Lorsque la température s'élève, passant, par exemple, de 15°C à 25°C, l'humidité relative de l'air demeurant constante, l'humidité absolue augmente de près de 100 %, passant de 7,68 g/m3 à 13,8 g/m3. Il s'agit là de rapports particulièrement intéressants du point de vue des microclimats régnant dans les magasins ou les salles d'exposition, et il faut en tenir compte dans toute décision concernant la régulation de l'humidité atmosphérique. Les matériaux fortement hygroscopiques comme le parchemin réagissent très vivement aux changements et peuvent, dans les cas extrêmes, être très gravement endommagés. La capacité d'absorption de l'eau atmosphérique varie beaucoup, à la fois à l'intérieur d'une même catégorie de matériaux (par exemple d'un papier à l'autre) et d'une catégorie à l'autre. L'influence néfaste de la pollution atmosphérique présence de dioxyde de soufre, d'oxyde nitrique et de chlorures - sur la durée de vie des objets est particulièrement bien illustrée par la dégradation des monuments de pierre. Les facteurs d'agression atmosphériques sur les livres et le papier ont pour effet d'intensifier le processus de décomposition. L'effet destructeur des rayons ultraviolets sur les chaînes moléculaires du papier est particulièrement redoutable dans les longueurs d'onde allant de 300 à 500 nanomètres. C'est dans le rayonnement solaire et la lumière du jour que ces rayons ultraviolets se trouvent dans les plus grandes proportions. Les réactions photochimiques peuvent se traduire, d'une part, par le jaunissement du papier, et de l'autre, par une décoloration des encres et des pigments. L'énergie qui s'accumule sous l'action des rayons ultraviolets conduit, à des degrés divers, à une rupture des liaisons chimiques au sein des matériaux et, par voie de conséquence, à l'apparition de radicaux libres. Le réaction de ces derniers au contact de l'oxygène déclenche des réactions en chaîne qui peuvent conduire à la destruction complète du papier (photolyse).
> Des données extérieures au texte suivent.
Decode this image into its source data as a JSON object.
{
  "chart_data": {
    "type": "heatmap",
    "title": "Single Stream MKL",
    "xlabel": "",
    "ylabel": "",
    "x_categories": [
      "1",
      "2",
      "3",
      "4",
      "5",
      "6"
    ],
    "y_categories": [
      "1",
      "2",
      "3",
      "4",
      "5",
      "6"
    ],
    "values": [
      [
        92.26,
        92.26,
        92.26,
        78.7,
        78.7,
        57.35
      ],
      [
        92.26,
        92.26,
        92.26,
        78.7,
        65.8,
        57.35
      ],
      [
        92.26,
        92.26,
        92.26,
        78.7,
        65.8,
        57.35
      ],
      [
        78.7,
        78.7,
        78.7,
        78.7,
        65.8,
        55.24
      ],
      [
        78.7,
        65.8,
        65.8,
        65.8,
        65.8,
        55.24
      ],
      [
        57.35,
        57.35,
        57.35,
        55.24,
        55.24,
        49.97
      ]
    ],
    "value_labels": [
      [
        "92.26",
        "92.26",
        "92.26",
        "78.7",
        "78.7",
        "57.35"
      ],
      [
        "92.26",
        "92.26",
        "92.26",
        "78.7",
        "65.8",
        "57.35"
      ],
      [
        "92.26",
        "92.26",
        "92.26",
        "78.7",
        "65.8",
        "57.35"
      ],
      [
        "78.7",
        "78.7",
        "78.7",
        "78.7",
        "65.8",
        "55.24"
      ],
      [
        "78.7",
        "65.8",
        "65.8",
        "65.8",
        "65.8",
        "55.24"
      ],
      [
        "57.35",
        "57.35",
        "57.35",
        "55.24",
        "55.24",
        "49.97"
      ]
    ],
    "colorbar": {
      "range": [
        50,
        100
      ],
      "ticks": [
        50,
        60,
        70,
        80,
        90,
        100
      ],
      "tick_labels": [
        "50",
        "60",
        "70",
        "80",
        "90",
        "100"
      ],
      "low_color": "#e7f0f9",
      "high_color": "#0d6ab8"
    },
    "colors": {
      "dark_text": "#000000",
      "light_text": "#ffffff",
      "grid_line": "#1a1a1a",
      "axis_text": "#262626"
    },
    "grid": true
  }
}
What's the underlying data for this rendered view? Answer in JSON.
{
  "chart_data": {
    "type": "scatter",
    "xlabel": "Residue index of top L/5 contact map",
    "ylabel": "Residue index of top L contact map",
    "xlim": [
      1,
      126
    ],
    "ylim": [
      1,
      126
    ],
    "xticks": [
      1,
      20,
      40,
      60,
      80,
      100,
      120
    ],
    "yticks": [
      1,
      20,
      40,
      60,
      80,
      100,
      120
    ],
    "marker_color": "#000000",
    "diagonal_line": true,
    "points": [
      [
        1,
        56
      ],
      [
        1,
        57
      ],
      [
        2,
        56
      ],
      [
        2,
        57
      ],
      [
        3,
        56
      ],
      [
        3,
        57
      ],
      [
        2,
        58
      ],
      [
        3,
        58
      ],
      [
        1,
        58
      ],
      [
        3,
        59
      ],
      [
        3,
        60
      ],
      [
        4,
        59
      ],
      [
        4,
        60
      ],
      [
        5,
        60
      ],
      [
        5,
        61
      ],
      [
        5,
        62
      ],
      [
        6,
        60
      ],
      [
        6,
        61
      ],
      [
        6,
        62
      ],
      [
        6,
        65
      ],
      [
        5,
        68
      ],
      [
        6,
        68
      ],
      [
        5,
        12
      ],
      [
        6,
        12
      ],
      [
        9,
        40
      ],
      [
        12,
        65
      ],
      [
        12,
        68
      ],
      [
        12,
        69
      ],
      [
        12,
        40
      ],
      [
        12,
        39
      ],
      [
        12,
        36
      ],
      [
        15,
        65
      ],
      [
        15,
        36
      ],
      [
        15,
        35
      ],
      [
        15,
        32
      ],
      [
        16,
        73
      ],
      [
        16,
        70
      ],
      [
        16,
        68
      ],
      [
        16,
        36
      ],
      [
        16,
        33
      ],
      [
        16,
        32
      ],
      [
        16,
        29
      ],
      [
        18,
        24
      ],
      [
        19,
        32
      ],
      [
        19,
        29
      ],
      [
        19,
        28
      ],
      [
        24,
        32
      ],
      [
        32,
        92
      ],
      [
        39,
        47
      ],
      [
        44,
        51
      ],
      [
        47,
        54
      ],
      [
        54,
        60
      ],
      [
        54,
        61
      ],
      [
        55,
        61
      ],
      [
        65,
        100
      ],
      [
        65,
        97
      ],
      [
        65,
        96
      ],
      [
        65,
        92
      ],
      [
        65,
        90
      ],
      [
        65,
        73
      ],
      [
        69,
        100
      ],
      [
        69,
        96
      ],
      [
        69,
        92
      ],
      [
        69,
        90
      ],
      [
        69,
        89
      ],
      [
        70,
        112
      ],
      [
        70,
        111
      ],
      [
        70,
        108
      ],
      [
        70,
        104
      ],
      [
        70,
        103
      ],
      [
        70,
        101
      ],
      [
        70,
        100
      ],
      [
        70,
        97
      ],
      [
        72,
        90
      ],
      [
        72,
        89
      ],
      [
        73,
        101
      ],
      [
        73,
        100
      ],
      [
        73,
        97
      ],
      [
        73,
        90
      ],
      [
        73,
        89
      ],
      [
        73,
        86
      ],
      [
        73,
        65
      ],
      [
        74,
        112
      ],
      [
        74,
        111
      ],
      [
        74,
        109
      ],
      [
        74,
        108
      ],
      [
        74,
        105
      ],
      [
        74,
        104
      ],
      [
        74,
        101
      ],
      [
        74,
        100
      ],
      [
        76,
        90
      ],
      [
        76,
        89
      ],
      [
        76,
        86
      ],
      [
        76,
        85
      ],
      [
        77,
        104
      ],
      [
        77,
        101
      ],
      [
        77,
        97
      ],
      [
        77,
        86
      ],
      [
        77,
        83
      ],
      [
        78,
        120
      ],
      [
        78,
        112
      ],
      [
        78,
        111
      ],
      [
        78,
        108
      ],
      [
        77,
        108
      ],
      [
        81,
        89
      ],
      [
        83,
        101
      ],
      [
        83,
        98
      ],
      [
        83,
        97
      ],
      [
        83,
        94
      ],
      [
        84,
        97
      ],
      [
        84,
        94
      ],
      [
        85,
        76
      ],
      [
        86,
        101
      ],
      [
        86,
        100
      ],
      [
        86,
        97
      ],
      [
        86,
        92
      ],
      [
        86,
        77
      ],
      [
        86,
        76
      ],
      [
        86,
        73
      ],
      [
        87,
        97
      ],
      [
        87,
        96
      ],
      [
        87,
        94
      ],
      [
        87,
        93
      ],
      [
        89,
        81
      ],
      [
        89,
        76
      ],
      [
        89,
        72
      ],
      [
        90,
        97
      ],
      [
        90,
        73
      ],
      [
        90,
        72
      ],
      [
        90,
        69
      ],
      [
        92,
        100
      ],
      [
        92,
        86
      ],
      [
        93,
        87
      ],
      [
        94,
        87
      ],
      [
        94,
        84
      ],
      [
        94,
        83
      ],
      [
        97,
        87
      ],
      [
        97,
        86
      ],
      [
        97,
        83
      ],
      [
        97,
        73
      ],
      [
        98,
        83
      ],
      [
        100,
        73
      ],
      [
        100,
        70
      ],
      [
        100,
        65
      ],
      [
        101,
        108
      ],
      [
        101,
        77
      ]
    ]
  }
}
On notera que la diffusion de substances nocives par contact direct du papier avec d'autres matériaux est également possible. Les matériaux utilisés dans les passe-partout, les colles, les feuilles de protection et autres sont susceptibles, par leur présence, de propager des substances nuisibles. Des produits tels que les agents assouplissants ou les sous-produits acides des matériaux de contact peuvent aussi provoquer des dommages.

Pour le restaurateur, le vieillissement, d'origine interne ou externe, du papier et de façon plus générale, des documents historiques, peut être considéré comme un phénomène qui, outre les altérations physiques et chimiques qu'il provoque dans le matériau, peut conduire à des modifications esthétiques de l'objet.